Report: 50% of migrant workers paid less than minimum wage

More than half of all migrant workers earn less than the minimum wage, a new report revealed today.

More than half of all migrant workers earn less than the minimum wage, a new report revealed today.

A further 43% work in excess of the 48 hours a week, and 44% do not get rest breaks.

The Migrant Rights Centre Ireland (MRCI) said a survey uncovered the shocking exploitation of immigrant workers in Ireland’s restaurant sector.

It found 85% worked overtime for no extra pay, while 74% were afraid to complain for fear of being sacked and losing work permits.

Bill Abom, of MRCI’s restaurant workers action group, said there are serious problems in how migrant workers are treated in the industry.

“These results are shocking,” said Mr Abom.

“A successful restaurant industry is important for Ireland, but that success must not be built on the back of exploited workers.

“The government needs to come to grips with the problem and take immediate action.”

MRCI called for changes in the sector and in the work permit system to allow workers change employers.

One worker said he earned as little as €50 a week for working 72 hours in a Co Wicklow restaurant, and over a five year period had just one unpaid holiday.

“I came to Ireland because I wanted to build a better life and earn money to support my wife and family and help my younger brother go to university,” said Jamal Haque, 35-year-old from Bangladesh.

“I felt like I was treated like a slave.
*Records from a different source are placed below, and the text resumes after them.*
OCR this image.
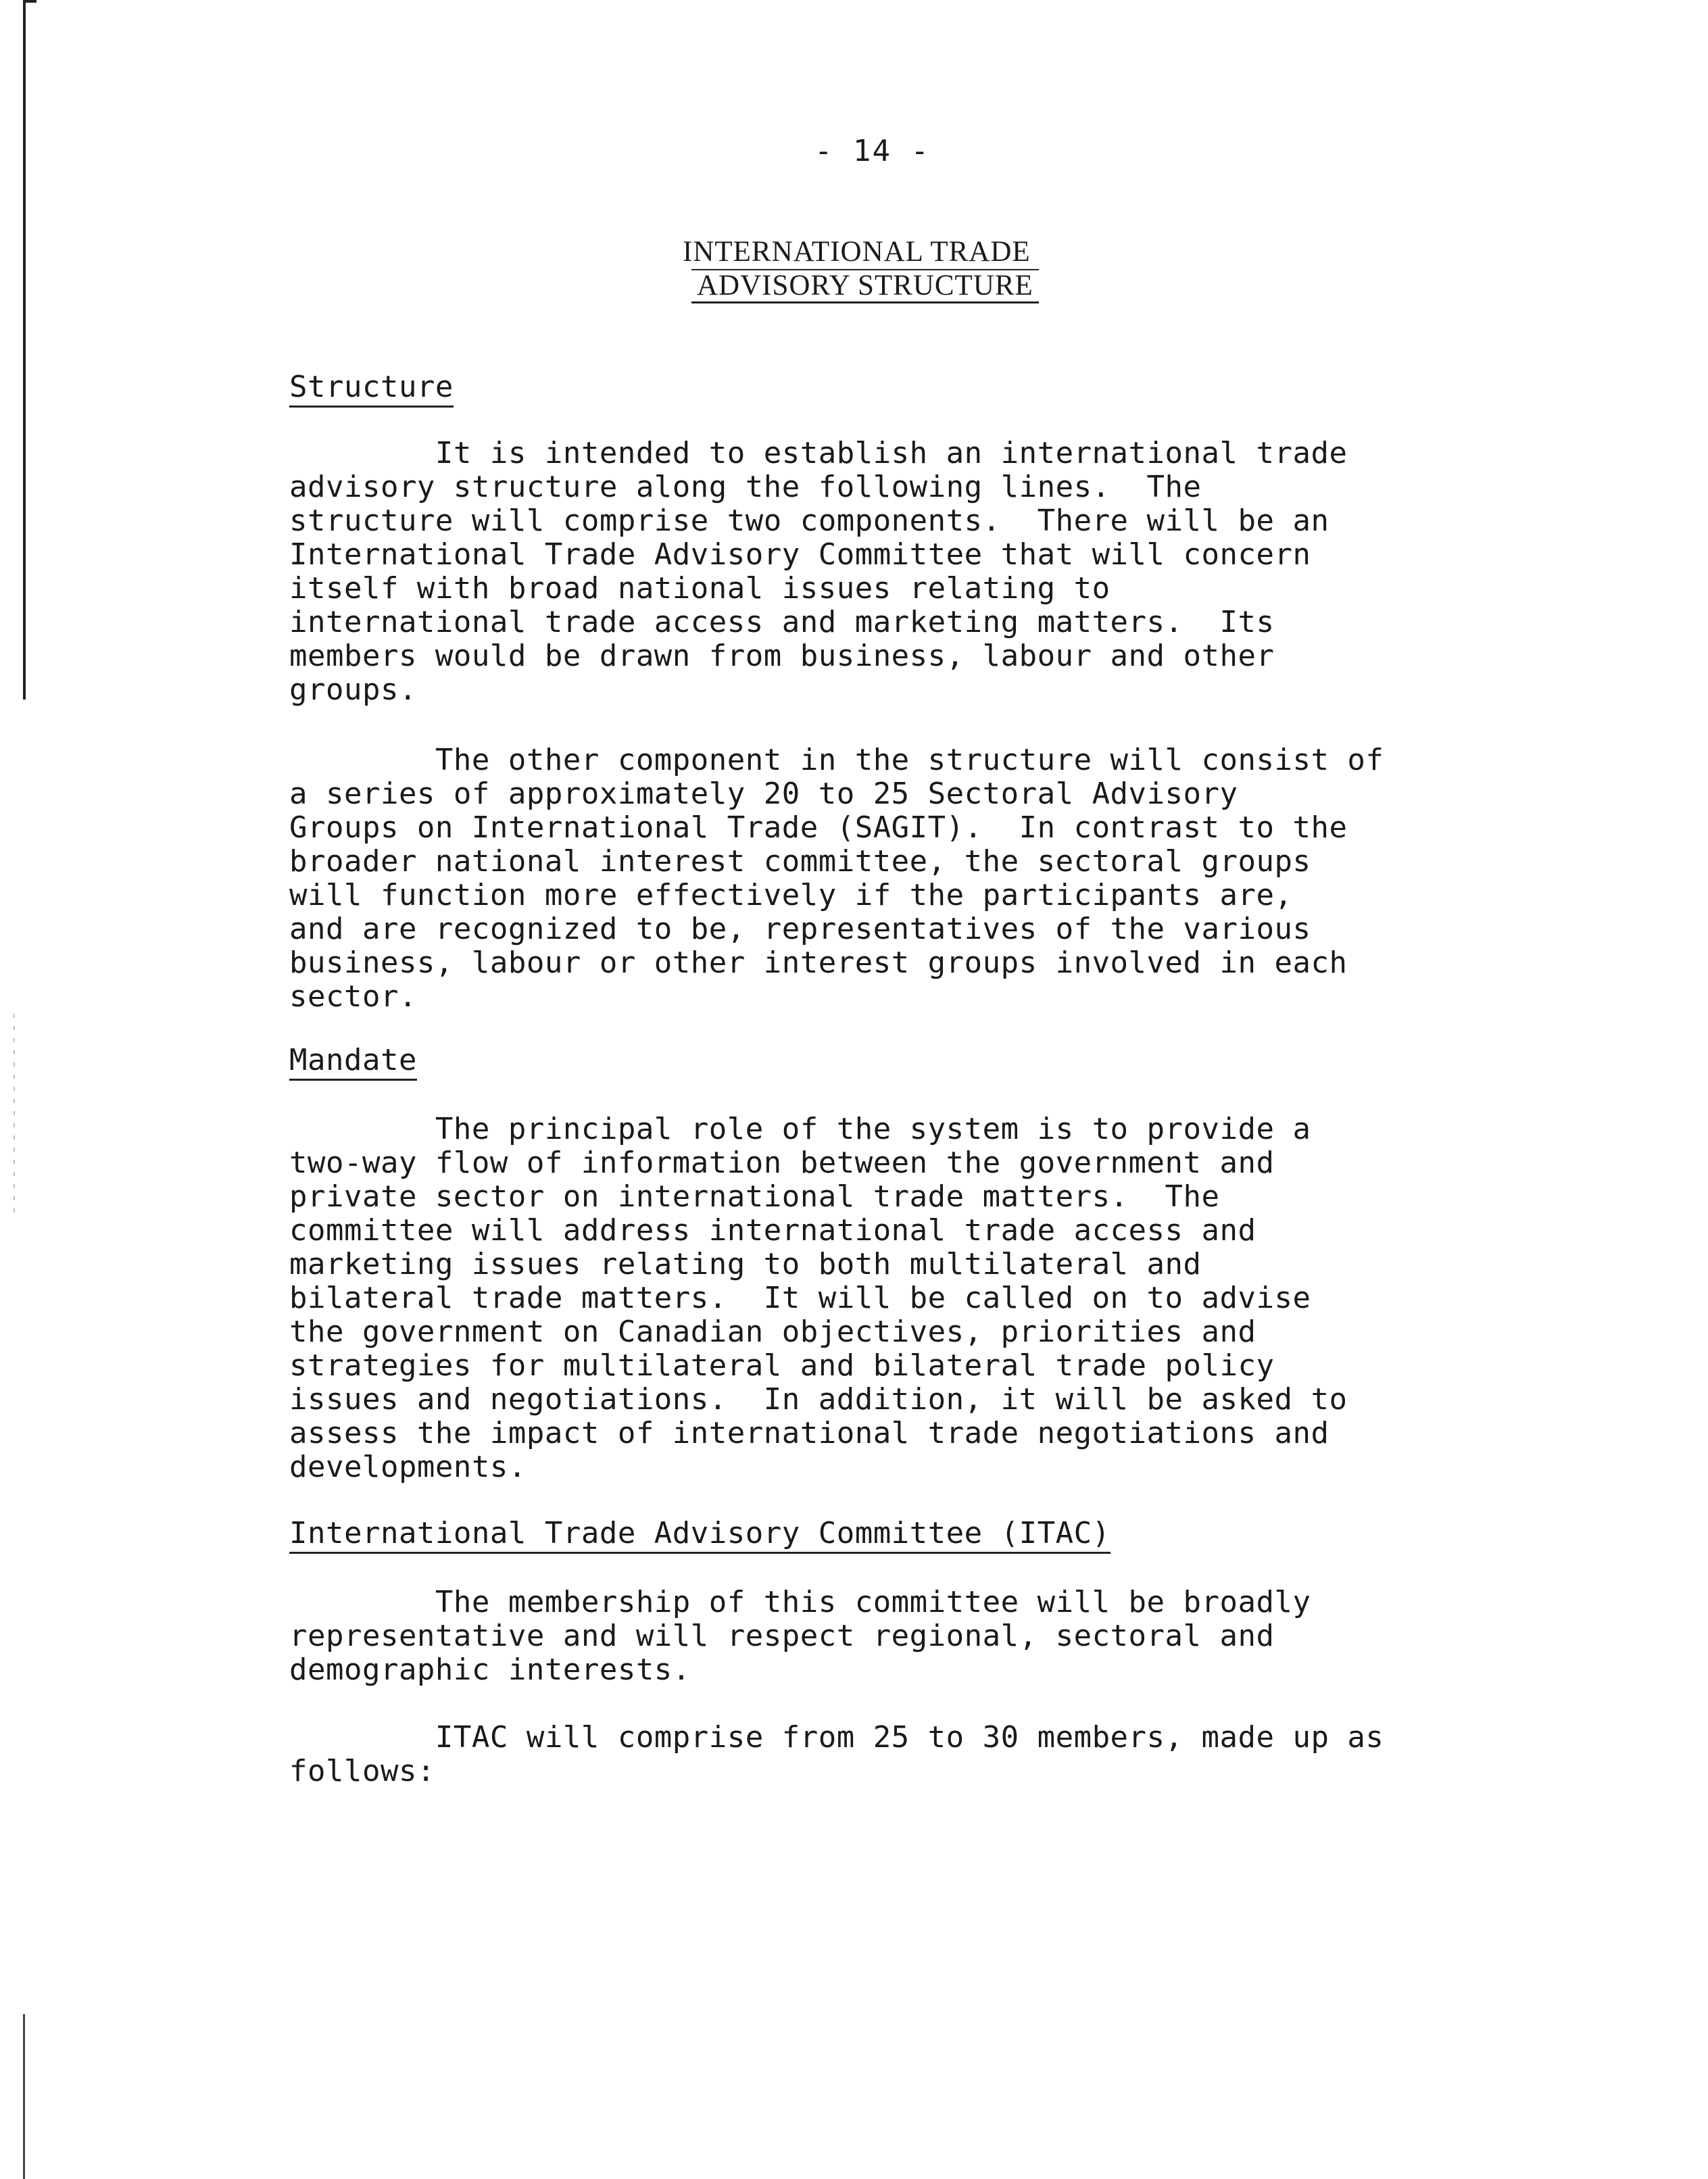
- 14 -
INTERNATIONAL TRADE
ADVISORY STRUCTURE
Structure
It is intended to establish an international trade
advisory structure along the following lines.  The
structure will comprise two components.  There will be an
International Trade Advisory Committee that will concern
itself with broad national issues relating to
international trade access and marketing matters.  Its
members would be drawn from business, labour and other
groups.
The other component in the structure will consist of
a series of approximately 20 to 25 Sectoral Advisory
Groups on International Trade (SAGIT).  In contrast to the
broader national interest committee, the sectoral groups
will function more effectively if the participants are,
and are recognized to be, representatives of the various
business, labour or other interest groups involved in each
sector.
Mandate
The principal role of the system is to provide a
two-way flow of information between the government and
private sector on international trade matters.  The
committee will address international trade access and
marketing issues relating to both multilateral and
bilateral trade matters.  It will be called on to advise
the government on Canadian objectives, priorities and
strategies for multilateral and bilateral trade policy
issues and negotiations.  In addition, it will be asked to
assess the impact of international trade negotiations and
developments.
International Trade Advisory Committee (ITAC)
The membership of this committee will be broadly
representative and will respect regional, sectoral and
demographic interests.
ITAC will comprise from 25 to 30 members, made up as
follows:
After I left it took me a long time to get the courage to make a complaint against him.”

MRCI urged the Government to fast track the Employment Law Compliance Bill (ELCB) and enforce employment laws.

Members also asked the National Employment Rights Authority (Nera) to take on designated restaurant inspectors after a recent check of 850 eating houses by Nera found 76% were in breach of employment legislation.

MRCI chairman Bobby Gilmore said Ireland relies heavily on tourism and, in turn, the hospitality of people working in the service industry.

“We should wish for migrants in Ireland what we wish for our own migrants, three million of which are living abroad today,” he added.